Ottawa’s Vital Signs

Written by guest blogger Denise Deby, who has worked in international and community development, and is currently trying to figure out how to connect the local with the global in her everyday life.

Ottawa River by Denise Deby

The Community Foundation of Ottawa has released Ottawa’s Vital Signs 2009, a report on the results of its “annual checkup” of Ottawa.  The report presents indicators of Ottawa’s quality of life, along 11 different dimensions, including the environment.

According to the report, Ottawa has done well in some ways, less so in others.  For example:

  • Most Ottawa households recycle glass, paper, plastic and cans (rating: “very good”).
  • At least 24 species in the Ottawa River valley are at risk of becoming endangered, due to threats to their habitat (rating: “poor”).
  • Combined storm water and untreated sewage overflowed into the Ottawa River on average 100 times per year between 2005 and 2008 (rating: “very poor”).

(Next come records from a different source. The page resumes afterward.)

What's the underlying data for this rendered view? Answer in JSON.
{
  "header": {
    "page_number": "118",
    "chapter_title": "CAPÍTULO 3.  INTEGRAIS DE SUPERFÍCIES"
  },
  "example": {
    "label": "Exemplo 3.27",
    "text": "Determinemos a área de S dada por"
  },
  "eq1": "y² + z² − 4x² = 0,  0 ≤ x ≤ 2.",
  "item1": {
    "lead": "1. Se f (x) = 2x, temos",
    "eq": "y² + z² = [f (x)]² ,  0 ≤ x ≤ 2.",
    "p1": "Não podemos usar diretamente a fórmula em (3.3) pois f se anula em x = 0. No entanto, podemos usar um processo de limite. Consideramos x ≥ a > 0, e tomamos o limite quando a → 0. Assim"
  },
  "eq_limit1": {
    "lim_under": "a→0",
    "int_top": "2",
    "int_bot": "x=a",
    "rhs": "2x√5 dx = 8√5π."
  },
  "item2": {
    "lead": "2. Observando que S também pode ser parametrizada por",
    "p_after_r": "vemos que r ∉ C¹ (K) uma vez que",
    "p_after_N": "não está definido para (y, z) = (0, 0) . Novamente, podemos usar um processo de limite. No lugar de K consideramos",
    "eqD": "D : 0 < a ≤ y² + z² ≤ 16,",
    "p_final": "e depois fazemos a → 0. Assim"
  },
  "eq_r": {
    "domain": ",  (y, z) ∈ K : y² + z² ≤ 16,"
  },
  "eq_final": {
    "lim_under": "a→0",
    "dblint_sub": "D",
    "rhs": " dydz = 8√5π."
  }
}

Community members who participated in coming up with the rankings considered the environment one of the 4 top priorities for Ottawa, along with health and wellness, the gap between rich and poor people, and housing.  The report’s “vital signs” and “checkup” metaphors also draw attention to the links between the natural environment, human health, equality, belonging and other indicators of well-being.

The Community Foundation of Ottawa will be holding “community conversations” free of charge for the public to discuss the priorities and what to do about them.  The first of these will be on Tuesday, October 20 from 2-4 p.m. at the Ottawa Public Library, Main Branch.